Missing from the Ziegler et al paper is any indication of in vivo efficacy. Phase I trials of antisense oligonucleotides are being performed. Results so far are underwhelming. ODNs to p53 are being investigated in patients with leukemia, and Bcl-2 antisense ODNs have been administered to lymphoma patients. No study has demonstrated dose-limiting toxicity. There is little information on the pharmacology of these agents in people. It is not even clear whether the antisense ODNs have actually reduced the levels of expression of the targeted messages. However, occasional patients on the phase I studies have been said to experience tumor regressions, and, as our colleague, Dan Von Hoff, has pointed out, every drug that has shown responses in phase I studies has gone on to have useful antitumor activity. So, there may be reason to be hopeful. Yet it seems unlikely that every target will be amenable to manipulation.

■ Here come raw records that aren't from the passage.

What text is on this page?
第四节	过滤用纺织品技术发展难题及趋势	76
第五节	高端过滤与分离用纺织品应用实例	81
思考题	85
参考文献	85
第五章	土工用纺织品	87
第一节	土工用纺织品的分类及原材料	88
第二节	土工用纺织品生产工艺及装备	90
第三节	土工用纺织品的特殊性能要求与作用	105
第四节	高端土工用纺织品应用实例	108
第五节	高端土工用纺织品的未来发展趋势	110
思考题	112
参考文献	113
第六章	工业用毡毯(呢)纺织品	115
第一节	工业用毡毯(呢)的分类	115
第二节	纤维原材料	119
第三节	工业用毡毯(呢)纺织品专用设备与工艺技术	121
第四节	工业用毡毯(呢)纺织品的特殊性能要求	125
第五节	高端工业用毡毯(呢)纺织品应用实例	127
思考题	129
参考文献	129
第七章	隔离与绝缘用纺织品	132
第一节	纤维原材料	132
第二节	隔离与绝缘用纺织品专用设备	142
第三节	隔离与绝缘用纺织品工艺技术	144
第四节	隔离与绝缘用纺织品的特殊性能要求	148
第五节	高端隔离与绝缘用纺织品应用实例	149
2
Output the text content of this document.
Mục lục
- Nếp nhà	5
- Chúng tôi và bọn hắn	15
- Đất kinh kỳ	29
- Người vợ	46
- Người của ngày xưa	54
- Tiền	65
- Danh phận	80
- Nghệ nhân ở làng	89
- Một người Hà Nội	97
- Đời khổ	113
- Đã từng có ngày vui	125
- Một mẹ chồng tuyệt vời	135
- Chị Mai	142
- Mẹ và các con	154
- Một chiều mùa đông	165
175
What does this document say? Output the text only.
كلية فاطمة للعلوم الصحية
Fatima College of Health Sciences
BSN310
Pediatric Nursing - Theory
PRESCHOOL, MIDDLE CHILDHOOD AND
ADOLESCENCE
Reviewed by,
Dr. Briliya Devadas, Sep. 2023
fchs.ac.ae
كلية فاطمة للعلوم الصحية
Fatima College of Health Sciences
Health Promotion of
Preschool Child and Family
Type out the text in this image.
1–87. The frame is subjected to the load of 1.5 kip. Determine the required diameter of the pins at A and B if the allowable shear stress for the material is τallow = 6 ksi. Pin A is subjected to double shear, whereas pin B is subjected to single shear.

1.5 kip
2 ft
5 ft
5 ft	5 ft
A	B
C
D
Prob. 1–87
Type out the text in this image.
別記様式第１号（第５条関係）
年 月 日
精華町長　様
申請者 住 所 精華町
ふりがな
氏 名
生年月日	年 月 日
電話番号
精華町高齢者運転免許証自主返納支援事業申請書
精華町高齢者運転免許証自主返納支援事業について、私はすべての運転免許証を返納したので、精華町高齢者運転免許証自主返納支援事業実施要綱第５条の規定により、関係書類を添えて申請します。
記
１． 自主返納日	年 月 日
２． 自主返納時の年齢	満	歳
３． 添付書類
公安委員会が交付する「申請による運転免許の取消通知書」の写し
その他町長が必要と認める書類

This article and an accompanying editorial (Reed JC. Promise and problems of Bcl-2 antisense therapy. J Natl Cancer Inst 1997;89:988-990) point out some of the problems that need attention as these compounds enter clinical trials. ODN selection is important. The ODNs are complimentary to relatively small portions of the bcl-2 mRNA. A priori, it was thought that a translation initiation site binding ODN would be most cytotoxic, but a molecule that bound a midportion of the coding sequence was found to be most cytotoxic. Although the authors screened 13 ODNs, there certainly may be others that are equally, or even more, effective. It is not known whether combinations of ODNs may be synergistic. Delivery of the ODNs to patients could present problems. For the in vivo experiments, the ODNs were dissolved in a solvent. Formulation issues will need to be addressed for clinical trials. In patients, ODNs may need to be given in vectors such as viruses.

The prospect of selectively antagonizing the expression of proteins involved in the maintenance of the neoplastic state is attractive. However, we have learned from hard experience that hitting a single target is rarely sufficient to kill a tumor. Perhaps the most enticing aspect of ODN work is the possibility that ODNs blocking drug resistance or apoptosis resistance mechanisms may enhance the antitumor effects of other agents.